Поезд на всех парах промчался мимо какой-то деревни, и Пьер увидел мельком церковь среди высоких яблонь. В вагоне все паломники перекрестились. Но Пьером овладело беспокойство, сомнения пробуждали в нем страх. Религия милосердия, спасение страждущих — не есть ли это тот же обман, усугубление скорби и терзаний? Суеверие опасно, те, что допускают его существование, проявляют трусость. Относиться к нему терпимо — не значит ли это навсегда примириться с невежеством, возродить мрак средневековья? Суеверие ослабляет, отупляет; порок благочестия, передающийся по наследству, порождает униженное, боязливое потомство, народы вырождаются, становятся послушными и представляют собой легкую добычу для сильных мира сего. Этих людей, посвящающих все свои силы завоеванию счастья в иной жизни, обкрадывают, эксплуатируют, разоряют. Не лучше ли одним махом разбить иллюзии человечества, закрыть все чудотворные гроты, куда оно идет рыдать, и заставить его набраться мужества и жить реальной жизнью, пусть даже в страданиях.

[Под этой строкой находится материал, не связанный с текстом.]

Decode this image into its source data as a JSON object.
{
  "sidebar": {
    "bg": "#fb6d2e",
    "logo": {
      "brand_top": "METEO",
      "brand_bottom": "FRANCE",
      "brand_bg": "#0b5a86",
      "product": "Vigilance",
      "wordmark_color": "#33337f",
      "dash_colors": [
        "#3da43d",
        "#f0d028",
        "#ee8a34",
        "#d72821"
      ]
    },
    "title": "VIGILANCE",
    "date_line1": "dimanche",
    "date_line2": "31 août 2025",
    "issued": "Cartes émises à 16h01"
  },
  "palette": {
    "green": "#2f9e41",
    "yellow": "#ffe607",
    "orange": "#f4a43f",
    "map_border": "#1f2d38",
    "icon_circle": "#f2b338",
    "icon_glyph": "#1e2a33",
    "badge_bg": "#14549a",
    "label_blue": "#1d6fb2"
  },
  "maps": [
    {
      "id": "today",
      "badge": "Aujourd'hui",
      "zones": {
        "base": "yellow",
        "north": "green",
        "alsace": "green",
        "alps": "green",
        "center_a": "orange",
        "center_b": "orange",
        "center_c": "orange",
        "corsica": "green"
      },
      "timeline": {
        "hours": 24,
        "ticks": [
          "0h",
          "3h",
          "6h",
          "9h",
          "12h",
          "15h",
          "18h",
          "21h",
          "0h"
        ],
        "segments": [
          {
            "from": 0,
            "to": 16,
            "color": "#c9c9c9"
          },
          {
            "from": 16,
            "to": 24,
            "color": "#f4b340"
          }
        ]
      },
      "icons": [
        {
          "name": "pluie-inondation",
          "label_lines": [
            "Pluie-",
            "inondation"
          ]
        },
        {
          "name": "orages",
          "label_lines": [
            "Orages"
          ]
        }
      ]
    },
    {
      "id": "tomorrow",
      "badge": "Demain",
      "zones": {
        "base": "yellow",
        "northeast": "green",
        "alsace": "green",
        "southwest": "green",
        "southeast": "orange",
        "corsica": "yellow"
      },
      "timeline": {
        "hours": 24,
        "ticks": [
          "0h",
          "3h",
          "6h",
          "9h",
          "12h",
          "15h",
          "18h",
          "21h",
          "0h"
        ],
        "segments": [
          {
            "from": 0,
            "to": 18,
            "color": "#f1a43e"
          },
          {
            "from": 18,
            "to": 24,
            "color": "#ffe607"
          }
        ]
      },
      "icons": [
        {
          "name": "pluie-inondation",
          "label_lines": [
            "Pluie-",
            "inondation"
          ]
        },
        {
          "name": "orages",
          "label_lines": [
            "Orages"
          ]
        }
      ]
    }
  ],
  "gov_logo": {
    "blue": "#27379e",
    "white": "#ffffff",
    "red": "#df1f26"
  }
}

Разве поток неумолчных молитв, который захлестывал его и умилял в Лурде, не нес опасного умиротворения, не приводил к полному упадку энергии? Эти молитвы усыпляли волю, обезличивали человека, вызывали отвращение к жизни, к деятельности. Зачем желать, зачем действовать, раз отдаешься всецело капризу неведомого всемогущего существа? А с другой стороны, какая странная штука это безумное желание чуда, потребность заставить бога нарушить законы природы, установленные им же самим в его бесконечной премудрости! Здесь-то и была опасность, в этом и заключалось безрассудство, — вот почему следует с детских лет воспитывать в человеке мужество, стремление всегда отстаивать правду, приучать его действовать за свой страх и риск, не боясь утратить дивную утешительную иллюзию.